Choose a tag to compare

@github-actions github-actions released this 06 Jun 15:38
· 20 commits to master since this release

v2.0.140 - truthful upstream cooldowns

What changed

  • IP-level rate-limit burst short-circuiting now carries the real upstream cooldown instead of always telling clients to wait 30 seconds.
  • When Windsurf returns messages like Resets in: 27m12s, the 429 response now uses the same value in Retry-After, error.retry_after_ms, and the user-facing message.
  • Non-stream chat handling now supports the same dependency injection hooks as the stream path, so rate-limit behavior can be covered by behavior tests without starting a real language server.
  • Non-stream Cascade reuse invalidation now also recognizes structured upstream_deadline_exceeded / windsurf_provider_deadline responses, not only the raw upstream error text.
  • README FAQ now separates local RPM limits, upstream free-tier throttling, IP cooldowns, and the upstream ~240s provider deadline.

Context

Issues #176 and #189 showed real upstream cooldowns around 26-30 minutes, but the IP-burst guard surfaced a fixed 30-second retry hint. The guard was already doing the right thing by stopping account burn; this release makes the operator/client-facing cooldown truthful.

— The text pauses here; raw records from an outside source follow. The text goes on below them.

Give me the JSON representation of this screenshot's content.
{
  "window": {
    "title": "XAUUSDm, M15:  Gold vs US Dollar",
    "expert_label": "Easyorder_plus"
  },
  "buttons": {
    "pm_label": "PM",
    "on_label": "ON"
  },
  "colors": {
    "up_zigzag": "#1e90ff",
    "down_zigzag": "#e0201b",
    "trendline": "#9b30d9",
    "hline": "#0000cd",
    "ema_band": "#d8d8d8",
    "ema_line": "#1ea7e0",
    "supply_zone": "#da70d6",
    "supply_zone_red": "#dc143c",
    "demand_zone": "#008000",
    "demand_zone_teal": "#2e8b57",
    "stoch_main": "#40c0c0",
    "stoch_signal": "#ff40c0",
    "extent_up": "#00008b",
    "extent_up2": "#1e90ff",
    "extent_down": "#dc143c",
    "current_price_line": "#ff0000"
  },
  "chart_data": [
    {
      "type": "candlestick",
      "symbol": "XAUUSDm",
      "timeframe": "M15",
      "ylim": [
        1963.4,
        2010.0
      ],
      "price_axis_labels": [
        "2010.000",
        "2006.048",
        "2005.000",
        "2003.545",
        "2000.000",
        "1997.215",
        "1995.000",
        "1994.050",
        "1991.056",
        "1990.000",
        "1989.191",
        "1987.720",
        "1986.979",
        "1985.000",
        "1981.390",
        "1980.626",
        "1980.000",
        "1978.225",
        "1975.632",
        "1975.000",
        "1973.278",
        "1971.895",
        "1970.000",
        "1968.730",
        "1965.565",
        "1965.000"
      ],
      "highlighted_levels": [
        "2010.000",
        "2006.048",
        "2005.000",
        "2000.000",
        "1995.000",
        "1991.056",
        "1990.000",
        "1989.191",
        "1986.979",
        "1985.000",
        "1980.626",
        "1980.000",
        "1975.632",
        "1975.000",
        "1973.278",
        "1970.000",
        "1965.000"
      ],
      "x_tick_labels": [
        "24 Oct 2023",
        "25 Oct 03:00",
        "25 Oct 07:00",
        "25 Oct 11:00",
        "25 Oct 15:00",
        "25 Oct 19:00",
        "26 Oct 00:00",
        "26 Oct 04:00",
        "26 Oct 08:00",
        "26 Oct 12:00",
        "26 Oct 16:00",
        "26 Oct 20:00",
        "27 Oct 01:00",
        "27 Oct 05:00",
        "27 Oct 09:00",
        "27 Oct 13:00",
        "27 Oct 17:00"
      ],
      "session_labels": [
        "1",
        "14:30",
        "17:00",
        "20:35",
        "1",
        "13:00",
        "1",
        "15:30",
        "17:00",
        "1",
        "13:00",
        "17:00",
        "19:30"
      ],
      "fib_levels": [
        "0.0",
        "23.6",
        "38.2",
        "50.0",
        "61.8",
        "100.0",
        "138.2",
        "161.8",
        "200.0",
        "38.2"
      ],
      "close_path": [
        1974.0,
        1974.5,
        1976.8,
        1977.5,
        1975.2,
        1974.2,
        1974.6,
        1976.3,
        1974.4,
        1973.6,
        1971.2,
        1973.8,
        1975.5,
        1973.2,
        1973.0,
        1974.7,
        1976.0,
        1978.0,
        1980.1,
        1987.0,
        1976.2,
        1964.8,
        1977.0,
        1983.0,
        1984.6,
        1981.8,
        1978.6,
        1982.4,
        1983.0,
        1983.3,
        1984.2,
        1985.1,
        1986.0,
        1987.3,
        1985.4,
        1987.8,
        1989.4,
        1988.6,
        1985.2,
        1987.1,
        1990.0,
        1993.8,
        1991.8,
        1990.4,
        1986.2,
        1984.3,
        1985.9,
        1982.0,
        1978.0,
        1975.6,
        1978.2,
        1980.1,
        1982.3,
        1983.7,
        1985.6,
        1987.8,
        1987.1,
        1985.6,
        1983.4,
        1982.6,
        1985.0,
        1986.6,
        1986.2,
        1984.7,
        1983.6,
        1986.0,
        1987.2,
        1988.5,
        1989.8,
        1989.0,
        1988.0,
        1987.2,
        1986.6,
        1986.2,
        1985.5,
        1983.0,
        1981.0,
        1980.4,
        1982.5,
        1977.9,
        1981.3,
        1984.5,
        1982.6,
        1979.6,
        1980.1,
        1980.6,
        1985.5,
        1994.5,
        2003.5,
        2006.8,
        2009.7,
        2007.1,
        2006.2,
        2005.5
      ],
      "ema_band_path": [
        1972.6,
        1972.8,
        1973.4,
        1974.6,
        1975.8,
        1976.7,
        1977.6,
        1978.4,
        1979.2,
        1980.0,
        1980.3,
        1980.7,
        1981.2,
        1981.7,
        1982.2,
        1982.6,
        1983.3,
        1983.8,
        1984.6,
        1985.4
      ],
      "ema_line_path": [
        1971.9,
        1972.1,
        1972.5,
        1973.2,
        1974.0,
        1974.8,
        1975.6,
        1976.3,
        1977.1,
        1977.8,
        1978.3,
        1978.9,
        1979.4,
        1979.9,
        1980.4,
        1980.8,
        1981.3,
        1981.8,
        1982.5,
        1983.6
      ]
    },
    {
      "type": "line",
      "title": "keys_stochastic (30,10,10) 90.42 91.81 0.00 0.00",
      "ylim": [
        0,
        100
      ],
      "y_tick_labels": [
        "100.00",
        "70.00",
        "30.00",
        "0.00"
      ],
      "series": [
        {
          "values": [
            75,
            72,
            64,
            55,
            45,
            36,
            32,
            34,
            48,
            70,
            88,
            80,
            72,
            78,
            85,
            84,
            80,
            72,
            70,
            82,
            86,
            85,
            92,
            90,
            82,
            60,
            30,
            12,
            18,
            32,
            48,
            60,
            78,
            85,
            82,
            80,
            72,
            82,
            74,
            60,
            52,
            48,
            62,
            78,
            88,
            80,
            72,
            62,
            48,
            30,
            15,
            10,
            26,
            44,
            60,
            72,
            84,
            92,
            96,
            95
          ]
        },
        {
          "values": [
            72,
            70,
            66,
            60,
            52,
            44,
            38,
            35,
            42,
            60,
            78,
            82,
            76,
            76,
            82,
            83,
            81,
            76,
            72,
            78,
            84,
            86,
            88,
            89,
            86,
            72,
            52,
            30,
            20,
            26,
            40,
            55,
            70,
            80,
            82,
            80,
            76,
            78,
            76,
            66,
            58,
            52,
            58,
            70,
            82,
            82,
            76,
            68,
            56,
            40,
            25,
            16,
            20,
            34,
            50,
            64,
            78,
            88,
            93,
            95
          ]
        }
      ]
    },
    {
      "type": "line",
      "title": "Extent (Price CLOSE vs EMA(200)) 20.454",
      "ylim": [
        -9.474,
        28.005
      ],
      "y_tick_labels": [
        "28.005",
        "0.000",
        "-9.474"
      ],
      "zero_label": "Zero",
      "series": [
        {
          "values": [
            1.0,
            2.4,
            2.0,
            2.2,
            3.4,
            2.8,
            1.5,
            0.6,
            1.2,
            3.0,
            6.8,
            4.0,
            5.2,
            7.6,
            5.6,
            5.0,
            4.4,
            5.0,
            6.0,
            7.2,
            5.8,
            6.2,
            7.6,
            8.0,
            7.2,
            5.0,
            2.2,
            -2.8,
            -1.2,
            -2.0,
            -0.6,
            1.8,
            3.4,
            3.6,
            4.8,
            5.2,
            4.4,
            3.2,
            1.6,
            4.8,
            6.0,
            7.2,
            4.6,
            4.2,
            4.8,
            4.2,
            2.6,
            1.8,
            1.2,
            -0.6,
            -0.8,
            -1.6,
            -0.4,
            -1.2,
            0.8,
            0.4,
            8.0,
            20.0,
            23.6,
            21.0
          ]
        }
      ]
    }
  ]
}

This does not bypass Windsurf upstream rate limits. It prevents misleading retry timing and reduces repeated hammering during an upstream IP cooldown.

Validation

  • node --test test/rate-limit.test.js
  • npm.cmd run test:release
  • node --test test/stream-error.test.js test/cascade-timeout-invalidation.test.js test/stream-pool-exhausted-error.test.js
  • npm.cmd run test:shard -- 0 4 --timeout-ms=90000
  • npm.cmd run test:shard -- 1 4 --timeout-ms=90000
  • npm.cmd run test:shard -- 2 4 --timeout-ms=90000
  • npm.cmd run test:shard -- 3 4 --timeout-ms=90000